Istilah wicked problem sering digunakan untuk menggambarkan berbagai masalah besar negara yang tampaknya tidak ada solusi sederhana. Dari korupsi yang merajalela hingga ketimpangan sosial yang semakin melebar, banyak yang menyebutnya sebagai masalah yang terlalu rumit untuk dipecahkan. Namun, apakah masalah tersebut benar-benar wicked problem yang tak terpecahkan, ataukah sebenarnya kegagalan negara dalam menjalankan tugas dasarnya yang menyebabkan krisis yang berlarut-larut?

Wicked Problem: Menyembunyikan Kegagalan Negara

Wicked problem menggambarkan masalah yang sangat kompleks, namun sering kali istilah ini digunakan untuk menutupi kegagalan negara. Masalah besar yang dihadapi negara sering kali disebut sebagai wicked problem, tetapi ini sering kali lebih terkait dengan desain negara yang tidak memadai. Ketidakmampuan negara dalam menangani masalah struktural justru memperburuk keadaan, dan penggunaan istilah wicked problem seolah memberikan alibi atas kegagalan tersebut.

Tugas Negara: Melindungi, Melayani, dan Mengatur Rakyat

Rinto Setiyawan, Anggota Majelis Tinggi Partai X, menegaskan bahwa negara memiliki tiga tugas utama: melindungi rakyat, melayani rakyat, dan mengatur rakyat. Namun, kegagalan negara dalam menjalankan tugas ini justru menciptakan masalah yang semakin kompleks. Ketika negara tidak mampu melindungi, melayani, dan mengatur rakyat, maka krisis yang kita hadapi semakin terasa mustahil diatasi. Seringkali, masalah tersebut hanya disebut sebagai wicked problem tanpa menyentuh akar masalah yang sesungguhnya.

Krisis Negara: Akar Masalah yang Tidak Diakui

Krisis yang terjadi bukanlah akibat dari wicked problem yang tidak dapat diselesaikan, tetapi akibat dari kegagalan negara dalam menjalankan fungsi-fungsi dasarnya.
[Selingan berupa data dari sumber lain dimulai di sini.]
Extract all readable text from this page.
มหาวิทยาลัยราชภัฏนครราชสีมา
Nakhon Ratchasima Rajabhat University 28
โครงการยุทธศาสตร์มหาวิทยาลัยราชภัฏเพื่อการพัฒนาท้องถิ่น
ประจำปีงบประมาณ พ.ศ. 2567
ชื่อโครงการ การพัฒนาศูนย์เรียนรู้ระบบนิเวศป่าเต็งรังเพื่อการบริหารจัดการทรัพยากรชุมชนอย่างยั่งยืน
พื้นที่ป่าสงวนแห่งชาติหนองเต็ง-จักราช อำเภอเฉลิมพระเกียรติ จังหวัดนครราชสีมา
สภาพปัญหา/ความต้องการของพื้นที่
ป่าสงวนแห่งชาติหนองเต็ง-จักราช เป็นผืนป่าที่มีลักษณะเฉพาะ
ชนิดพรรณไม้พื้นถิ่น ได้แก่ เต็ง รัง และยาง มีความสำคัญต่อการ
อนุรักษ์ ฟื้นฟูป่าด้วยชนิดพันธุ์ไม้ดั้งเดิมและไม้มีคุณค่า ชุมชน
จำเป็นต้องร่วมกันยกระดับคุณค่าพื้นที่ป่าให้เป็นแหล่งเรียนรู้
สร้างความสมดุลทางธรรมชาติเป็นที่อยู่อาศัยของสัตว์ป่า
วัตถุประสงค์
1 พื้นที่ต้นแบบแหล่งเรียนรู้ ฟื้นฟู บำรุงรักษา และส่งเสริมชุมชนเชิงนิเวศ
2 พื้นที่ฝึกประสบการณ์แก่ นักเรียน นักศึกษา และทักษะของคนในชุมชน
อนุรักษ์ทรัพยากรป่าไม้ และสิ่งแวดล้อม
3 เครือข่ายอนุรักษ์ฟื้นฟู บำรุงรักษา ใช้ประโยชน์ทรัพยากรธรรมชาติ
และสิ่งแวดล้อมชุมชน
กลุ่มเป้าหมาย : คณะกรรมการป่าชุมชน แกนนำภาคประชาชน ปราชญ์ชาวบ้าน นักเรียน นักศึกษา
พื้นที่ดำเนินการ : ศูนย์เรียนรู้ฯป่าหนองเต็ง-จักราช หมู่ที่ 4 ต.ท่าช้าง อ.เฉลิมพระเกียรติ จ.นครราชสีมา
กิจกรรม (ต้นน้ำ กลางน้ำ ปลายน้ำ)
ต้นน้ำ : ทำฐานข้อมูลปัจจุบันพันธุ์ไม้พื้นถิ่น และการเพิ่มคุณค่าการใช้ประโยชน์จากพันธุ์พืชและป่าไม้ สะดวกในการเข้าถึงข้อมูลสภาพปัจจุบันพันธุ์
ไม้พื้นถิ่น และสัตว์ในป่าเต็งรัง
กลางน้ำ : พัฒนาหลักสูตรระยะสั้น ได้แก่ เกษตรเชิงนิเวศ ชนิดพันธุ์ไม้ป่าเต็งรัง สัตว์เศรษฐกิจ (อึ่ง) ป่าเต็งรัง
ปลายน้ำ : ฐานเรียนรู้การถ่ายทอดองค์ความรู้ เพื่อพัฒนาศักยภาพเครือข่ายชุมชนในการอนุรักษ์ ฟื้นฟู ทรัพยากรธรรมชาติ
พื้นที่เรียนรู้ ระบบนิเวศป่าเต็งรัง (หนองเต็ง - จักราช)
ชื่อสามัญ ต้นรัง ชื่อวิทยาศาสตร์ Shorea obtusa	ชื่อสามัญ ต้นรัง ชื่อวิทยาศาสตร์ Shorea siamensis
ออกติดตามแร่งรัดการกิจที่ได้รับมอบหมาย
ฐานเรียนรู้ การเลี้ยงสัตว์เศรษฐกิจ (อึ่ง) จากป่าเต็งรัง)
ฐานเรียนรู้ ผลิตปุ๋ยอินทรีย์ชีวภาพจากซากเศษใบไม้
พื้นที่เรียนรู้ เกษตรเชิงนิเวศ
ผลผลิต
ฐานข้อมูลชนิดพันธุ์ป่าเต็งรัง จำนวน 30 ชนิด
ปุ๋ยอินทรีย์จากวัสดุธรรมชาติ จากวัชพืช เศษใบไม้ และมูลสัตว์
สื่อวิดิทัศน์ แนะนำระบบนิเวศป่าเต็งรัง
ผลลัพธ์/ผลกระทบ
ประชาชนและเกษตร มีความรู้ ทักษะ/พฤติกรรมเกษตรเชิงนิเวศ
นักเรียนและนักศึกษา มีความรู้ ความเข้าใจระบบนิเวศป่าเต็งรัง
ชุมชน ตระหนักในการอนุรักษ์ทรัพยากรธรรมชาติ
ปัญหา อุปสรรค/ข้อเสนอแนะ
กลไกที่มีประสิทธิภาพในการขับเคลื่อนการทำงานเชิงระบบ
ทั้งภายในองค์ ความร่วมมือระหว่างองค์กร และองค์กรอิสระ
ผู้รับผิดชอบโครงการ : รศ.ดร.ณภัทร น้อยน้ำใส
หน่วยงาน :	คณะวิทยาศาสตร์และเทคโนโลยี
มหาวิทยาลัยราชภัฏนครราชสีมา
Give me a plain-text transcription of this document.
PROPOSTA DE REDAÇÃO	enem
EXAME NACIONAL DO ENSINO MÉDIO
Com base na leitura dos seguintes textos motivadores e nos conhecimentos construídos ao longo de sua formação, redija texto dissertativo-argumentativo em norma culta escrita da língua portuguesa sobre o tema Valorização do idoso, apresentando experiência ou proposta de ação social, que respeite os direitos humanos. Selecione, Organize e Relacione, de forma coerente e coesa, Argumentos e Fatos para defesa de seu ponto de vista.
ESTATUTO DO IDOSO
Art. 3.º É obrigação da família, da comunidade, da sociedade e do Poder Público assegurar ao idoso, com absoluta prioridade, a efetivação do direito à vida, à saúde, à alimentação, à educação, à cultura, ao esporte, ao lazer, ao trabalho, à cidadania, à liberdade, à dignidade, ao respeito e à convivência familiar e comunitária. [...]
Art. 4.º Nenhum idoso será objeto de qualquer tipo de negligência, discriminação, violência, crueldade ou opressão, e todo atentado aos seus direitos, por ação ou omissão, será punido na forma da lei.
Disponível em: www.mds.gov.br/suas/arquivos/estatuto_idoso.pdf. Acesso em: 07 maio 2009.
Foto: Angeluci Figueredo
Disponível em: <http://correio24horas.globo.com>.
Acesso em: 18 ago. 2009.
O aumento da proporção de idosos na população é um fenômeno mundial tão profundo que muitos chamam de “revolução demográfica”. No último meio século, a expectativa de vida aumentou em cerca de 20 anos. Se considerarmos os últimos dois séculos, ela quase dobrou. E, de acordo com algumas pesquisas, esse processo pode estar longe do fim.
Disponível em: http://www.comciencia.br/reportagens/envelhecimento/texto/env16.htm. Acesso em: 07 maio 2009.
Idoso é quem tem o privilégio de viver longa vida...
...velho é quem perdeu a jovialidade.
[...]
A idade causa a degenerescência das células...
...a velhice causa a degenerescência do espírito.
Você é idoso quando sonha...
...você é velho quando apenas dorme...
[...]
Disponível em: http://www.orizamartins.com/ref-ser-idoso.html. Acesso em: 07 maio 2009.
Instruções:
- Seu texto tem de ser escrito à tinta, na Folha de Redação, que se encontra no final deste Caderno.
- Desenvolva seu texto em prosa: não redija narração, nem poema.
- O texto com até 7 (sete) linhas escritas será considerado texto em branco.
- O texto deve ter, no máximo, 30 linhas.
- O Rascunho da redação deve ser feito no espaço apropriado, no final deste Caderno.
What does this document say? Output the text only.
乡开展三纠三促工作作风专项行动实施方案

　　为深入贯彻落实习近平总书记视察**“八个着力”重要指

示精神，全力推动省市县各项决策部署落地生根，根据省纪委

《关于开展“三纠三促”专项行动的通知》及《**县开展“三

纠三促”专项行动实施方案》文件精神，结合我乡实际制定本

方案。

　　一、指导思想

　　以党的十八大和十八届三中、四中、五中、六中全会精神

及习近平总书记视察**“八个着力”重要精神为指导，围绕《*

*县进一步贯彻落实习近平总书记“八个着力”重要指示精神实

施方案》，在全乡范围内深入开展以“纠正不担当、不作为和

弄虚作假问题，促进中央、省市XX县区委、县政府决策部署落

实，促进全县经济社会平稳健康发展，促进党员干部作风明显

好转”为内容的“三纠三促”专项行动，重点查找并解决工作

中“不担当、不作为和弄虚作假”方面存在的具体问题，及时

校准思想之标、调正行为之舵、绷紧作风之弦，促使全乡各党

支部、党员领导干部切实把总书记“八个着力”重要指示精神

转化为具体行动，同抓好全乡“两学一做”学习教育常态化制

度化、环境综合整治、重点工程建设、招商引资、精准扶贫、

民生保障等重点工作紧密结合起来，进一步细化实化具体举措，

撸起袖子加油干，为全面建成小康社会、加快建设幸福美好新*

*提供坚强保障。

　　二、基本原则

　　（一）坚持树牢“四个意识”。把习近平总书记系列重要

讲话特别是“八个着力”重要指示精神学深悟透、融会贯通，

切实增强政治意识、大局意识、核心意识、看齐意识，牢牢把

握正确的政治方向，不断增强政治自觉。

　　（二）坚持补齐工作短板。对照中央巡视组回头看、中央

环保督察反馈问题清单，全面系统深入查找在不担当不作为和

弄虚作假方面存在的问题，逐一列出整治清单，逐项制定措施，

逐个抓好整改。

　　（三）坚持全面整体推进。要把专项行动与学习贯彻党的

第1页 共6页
Negara yang gagal memberikan perlindungan kepada rakyatnya, tidak melayani dengan adil, serta tidak mengatur dengan transparansi dan akuntabilitas, akan terus terjebak dalam masalah yang tampaknya tidak terpecahkan. Masalah ini bukan karena terlalu rumit, tetapi karena negara gagal memperbaiki desain sistem ketatanegaraan yang rusak.

Solusi: Reformasi Struktural untuk Menangani Krisis

Untuk mengatasi wicked problem, langkah pertama yang harus diambil adalah melakukan reformasi struktural dalam desain negara. Pemerintah harus memperbaiki pembagian kewenangan antara negara dan pemerintah, memastikan transparansi di setiap lembaga, serta meningkatkan akuntabilitas di seluruh sistem. Selain itu, pendidikan politik yang lebih merata dan reformasi sistem hukum yang tegas akan membantu menciptakan pemerintahan yang lebih adil dan efisien. Negara harus kembali pada prinsip dasar untuk memastikan kesejahteraan rakyat dan memberikan solusi nyata.

Kesimpulan:

Masalah yang sering disebut sebagai wicked problem sebenarnya adalah akibat dari kegagalan negara dalam menjalankan tugas dasarnya: melindungi, melayani, dan mengatur rakyat. Penyelesaian masalah ini tidak hanya membutuhkan kebijakan baru, tetapi reformasi mendalam pada desain negara. Dengan melakukan perubahan struktural, kita dapat mengatasi krisis yang ada dan memastikan negara kembali berfungsi untuk kepentingan rakyat.